Addio a Tom Petty, il "cuore” della musica americana

Il leader degli Heartbreakers è morto per un attacco cardiaco a 66 anni. Con i suoi brani lunghi, le atmosfere sognanti, testi evocativi, accompagnò i vagabondaggi di milioni di giovani

Addio a Tom Petty, il cuore della musica americana

Tom Petty (foto LaPresse)

Tom Petty sta alla musica degli americani come Jeff Bridges sta al loro cinema. Racchiude con grazia una serie di valori che hanno creato un genere non solo artistico ma di stile di vita, basato su un individualismo pervaso di romanticismo e legato ai temi dell’amicizia, delle radici, della lealtà, della volontà di autodeterminazione. Tom se né andato per un attacco di cuore a L.A., dove aveva appena tenuto una serie di concerti. Per quanto avesse rallentato l’attività rispetto ai decenni d’oro, Tom era ancora un recording artist con la sua eccellente band, gli Heartbreakers e con una riconosciuta disponibilità ad aderire a collaborazioni e rivisitazioni.
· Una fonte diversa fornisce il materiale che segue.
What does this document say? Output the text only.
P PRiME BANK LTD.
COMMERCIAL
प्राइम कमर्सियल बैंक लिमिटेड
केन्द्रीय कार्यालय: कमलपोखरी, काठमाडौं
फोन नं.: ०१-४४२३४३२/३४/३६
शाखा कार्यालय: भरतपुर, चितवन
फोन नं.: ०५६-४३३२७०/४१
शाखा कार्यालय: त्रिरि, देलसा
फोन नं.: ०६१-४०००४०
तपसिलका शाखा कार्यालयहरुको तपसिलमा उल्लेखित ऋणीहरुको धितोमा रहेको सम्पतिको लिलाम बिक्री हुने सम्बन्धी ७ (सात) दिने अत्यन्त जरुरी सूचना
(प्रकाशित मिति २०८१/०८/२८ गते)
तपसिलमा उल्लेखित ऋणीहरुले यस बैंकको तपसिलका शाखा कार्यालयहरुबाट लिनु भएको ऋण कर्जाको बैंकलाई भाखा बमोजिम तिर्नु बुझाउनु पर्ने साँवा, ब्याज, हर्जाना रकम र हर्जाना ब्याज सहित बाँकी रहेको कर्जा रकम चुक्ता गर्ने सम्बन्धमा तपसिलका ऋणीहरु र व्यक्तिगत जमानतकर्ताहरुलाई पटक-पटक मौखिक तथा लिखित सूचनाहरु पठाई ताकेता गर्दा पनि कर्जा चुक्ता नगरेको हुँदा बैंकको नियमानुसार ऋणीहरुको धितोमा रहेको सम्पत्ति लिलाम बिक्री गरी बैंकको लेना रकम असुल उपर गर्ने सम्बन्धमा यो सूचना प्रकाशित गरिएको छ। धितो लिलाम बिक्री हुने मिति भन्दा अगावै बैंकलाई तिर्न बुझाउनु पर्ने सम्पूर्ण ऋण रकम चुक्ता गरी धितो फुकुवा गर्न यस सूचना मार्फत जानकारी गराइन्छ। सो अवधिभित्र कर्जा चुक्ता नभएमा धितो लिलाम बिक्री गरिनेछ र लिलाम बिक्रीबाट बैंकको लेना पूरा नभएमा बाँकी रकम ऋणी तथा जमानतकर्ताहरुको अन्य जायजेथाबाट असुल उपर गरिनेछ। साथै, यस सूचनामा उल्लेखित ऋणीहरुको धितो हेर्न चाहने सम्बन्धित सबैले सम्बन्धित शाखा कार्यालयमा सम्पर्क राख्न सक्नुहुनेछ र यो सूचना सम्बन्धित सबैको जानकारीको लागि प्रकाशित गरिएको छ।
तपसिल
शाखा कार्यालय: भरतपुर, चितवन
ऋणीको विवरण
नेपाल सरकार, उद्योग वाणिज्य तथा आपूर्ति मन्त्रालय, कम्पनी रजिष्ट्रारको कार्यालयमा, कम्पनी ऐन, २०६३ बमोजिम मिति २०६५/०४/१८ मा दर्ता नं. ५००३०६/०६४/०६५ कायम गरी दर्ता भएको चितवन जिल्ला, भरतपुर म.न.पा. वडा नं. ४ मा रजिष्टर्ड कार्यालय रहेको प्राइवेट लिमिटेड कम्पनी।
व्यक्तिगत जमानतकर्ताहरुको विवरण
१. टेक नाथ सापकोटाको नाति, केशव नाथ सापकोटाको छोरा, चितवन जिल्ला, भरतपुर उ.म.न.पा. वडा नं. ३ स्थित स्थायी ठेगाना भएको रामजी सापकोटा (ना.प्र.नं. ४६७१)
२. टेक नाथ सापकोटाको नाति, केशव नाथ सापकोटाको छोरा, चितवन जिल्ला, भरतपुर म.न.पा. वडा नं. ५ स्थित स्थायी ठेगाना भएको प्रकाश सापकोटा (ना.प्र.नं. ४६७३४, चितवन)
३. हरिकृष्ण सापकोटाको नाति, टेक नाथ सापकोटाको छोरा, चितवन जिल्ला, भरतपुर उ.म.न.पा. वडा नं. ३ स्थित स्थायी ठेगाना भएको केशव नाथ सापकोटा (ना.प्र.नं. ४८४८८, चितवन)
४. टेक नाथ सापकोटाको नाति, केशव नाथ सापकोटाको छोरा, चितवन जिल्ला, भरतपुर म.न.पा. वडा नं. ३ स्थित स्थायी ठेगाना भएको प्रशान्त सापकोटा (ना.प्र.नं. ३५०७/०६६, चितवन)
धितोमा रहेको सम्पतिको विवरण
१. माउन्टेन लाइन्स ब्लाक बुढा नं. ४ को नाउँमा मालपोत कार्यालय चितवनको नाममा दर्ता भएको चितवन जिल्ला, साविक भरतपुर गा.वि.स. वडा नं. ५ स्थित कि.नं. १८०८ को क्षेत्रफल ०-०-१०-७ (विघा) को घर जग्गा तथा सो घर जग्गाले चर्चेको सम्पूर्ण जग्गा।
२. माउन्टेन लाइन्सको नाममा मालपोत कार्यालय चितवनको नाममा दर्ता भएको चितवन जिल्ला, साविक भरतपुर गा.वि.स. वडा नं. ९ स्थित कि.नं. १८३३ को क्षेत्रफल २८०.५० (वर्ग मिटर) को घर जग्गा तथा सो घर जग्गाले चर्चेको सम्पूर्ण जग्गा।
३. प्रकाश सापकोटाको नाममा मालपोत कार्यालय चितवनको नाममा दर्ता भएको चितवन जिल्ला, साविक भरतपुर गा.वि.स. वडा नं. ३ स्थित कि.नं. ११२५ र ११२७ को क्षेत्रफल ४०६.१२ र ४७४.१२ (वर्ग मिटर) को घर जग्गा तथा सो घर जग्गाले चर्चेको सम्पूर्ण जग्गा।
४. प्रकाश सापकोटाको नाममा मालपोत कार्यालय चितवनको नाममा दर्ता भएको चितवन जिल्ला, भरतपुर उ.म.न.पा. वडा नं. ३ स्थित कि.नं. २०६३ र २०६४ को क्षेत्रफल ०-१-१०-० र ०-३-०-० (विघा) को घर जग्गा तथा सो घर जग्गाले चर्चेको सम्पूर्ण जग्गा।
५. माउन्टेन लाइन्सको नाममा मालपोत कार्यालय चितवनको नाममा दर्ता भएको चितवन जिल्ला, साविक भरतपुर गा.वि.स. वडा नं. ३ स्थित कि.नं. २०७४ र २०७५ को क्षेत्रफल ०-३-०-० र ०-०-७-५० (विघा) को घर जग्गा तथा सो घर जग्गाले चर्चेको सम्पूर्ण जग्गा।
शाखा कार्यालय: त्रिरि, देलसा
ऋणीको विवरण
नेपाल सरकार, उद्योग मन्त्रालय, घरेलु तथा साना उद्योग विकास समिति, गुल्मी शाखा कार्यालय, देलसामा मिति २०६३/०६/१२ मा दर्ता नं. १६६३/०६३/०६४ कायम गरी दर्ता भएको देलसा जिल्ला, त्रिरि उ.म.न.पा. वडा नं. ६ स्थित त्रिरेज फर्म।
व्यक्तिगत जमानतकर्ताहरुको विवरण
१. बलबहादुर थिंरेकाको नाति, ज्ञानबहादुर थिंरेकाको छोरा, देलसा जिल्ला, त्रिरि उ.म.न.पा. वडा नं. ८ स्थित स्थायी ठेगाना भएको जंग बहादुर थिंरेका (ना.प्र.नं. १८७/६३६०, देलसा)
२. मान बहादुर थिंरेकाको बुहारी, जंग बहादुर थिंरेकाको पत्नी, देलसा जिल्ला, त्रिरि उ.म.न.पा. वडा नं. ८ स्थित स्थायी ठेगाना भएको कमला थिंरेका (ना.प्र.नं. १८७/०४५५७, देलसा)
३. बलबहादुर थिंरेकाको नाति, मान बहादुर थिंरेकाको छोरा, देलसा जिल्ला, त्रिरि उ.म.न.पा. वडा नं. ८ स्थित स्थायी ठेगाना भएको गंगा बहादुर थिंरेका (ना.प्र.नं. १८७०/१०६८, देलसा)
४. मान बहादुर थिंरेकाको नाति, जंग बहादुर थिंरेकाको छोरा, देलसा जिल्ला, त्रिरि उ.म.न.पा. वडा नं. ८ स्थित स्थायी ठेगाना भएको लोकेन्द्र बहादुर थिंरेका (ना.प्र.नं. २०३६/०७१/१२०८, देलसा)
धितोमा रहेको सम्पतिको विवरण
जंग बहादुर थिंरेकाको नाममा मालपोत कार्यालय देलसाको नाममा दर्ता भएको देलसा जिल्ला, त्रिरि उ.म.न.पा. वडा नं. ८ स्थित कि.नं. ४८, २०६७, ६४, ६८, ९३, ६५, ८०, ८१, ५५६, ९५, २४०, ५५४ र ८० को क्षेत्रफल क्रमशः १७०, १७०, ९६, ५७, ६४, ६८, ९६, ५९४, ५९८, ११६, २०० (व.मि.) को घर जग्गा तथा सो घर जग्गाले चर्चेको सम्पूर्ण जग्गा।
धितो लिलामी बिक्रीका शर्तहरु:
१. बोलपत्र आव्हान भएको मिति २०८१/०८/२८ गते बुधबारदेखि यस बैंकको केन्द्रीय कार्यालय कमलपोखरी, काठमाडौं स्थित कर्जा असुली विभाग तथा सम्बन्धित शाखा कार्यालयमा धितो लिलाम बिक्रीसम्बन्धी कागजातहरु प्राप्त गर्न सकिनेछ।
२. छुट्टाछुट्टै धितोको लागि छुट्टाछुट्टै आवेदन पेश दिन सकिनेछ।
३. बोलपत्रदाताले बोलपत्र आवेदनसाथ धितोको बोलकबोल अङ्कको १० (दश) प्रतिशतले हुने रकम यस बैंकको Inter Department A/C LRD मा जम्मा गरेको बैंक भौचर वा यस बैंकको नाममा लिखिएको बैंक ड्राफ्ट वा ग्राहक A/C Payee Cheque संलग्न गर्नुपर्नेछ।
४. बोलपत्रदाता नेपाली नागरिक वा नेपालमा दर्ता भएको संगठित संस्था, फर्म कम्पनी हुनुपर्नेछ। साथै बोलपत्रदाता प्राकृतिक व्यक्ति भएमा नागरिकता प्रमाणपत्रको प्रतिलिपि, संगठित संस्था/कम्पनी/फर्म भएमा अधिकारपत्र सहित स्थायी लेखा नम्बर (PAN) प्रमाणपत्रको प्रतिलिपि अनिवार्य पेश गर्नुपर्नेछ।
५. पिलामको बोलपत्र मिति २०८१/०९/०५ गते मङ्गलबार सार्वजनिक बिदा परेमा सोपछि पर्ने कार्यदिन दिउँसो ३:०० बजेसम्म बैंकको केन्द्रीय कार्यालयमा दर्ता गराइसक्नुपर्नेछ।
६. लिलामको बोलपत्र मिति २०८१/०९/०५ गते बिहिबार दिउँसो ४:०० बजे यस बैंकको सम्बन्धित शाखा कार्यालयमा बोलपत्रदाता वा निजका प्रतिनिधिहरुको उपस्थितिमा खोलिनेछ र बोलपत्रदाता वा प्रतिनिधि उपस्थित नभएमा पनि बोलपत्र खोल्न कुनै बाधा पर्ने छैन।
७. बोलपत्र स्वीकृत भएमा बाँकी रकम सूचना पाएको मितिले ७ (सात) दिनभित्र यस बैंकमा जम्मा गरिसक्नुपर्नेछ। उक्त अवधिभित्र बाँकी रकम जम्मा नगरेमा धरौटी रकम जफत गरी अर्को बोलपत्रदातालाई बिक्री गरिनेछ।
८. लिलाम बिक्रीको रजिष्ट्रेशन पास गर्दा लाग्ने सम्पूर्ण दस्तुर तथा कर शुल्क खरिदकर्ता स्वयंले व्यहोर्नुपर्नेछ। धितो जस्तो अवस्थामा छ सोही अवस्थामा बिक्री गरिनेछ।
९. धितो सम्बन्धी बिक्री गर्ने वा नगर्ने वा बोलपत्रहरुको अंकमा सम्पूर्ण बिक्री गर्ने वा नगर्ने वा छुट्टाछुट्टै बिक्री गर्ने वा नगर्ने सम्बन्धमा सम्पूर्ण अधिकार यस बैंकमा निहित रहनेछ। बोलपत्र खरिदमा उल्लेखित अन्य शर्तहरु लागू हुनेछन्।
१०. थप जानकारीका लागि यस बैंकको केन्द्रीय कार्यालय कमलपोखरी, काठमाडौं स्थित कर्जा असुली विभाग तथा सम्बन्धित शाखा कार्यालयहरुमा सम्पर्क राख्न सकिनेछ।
Come quella recente con i Mudcrutch, il gruppo con cui s’era fatto le ossa, insieme ai compagni di ventura, il tastierista Benmont Tench e il chitarrista Mike Campbell, ai tempi degli esordi in Florida, la terra a cui è rimasto sempre legato e della quale ostentava con orgoglio il twang, l’accento strascinato.

 

 

Per trovare il successo Tom dovrà lasciare la sonnolenta Gainesville, traslocare in California, cambiare nome al gruppo (continuando a arruolare solo musicisti delle sue parti) e decollare con una serie di album che incarnano il suono americano rock fine anni Settanta, quello che partiva dalle armonie dei classici – Byrds, Dylan, Stones, Allman Bros, Johnny Cash – ma teneva conto del passaggio della new wave, della montante cultura della videomusica e del medium che allora costituiva il principale veicolo di diffusione: l’autoradio, il culto per il suono delle autostrade, i cui eroi erano Springsteen e Van Morrison, Steve Miller e proprio Petty.

 

 

Brani lunghi, atmosfere sognanti, testi evocativi, una profondità emotiva che viaggiava in sintonia cogli american horses, accompagnando i vagabondaggi di milioni di giovani (eppure il primo pubblico ad accorgersi di Petty sarà quello della umida Inghilterra dove, all’indomani di una fortunata tournée, il suo album scala le classifiche). Petty entra nel cuore degli americani, tanto delle metropoli che delle praterie che evoca in “Into The Great Wide Open”, uno dei suoi hit insieme a “Refugee”, “Free Fallin”, “Don’t Come Around Here No More”. Piacciono il suo suono senza fronzoli, la sua voce rauca e appassionata, i suoi atteggiamenti naturali da ragazzo della porta accanto, il fascino spontaneo e così rock, lunghi capelli biondi, sneakers e Rickenbacker a tracolla.

 

 

Un’icona sexy per baby boomers, di quelle celebrate da Cameron Crowe in “Almost Famous”, destinate a raccontare una fine del Novecento che adesso s’allontana non solo per gli anni che passano, ma per i simboli che trasmette. Di Petty restano memorabili alcuni album come “Damn the Torpedoes” (1979), “Hard Promises” (1981), “Southern Accents” (1985), la sua partecipazione all’idea goliardica e nostalgica dei Traveling Wilburys, il supergruppo con George Harrison, Dylan, Roy Orbison e Jeff Lynne (sbalorditiva stravaganza, vista oggi) e poi le periodiche risse con le case discografiche, alle cui regole Tom non si è mai assoggettato. Nonostante la crisi esistenziale coincisa con una lunga dipendenza dall’eroina di cui si libera all’inizio del millennio, Petty rimane sempre circondato da sconfinato affetto. Sarà che ha incarnato un’idea e la possibilità di renderla reale: vivere liberi, di musica, automobili e chitarre elettriche. Credere nella forza delle canzoni per esprimere e condividere, magicamente comprese e adottate da milioni di persone come te. E’ così che si diventa autori delle colonne sonore di una vita e si guadagna l’accesso alla strana forma di immortalità, che è un po’ arte e un po’ fratellanza. Che questa gente, con gli occhi umidi e un nuovo lutto, identifica con lo spirito originale del rock.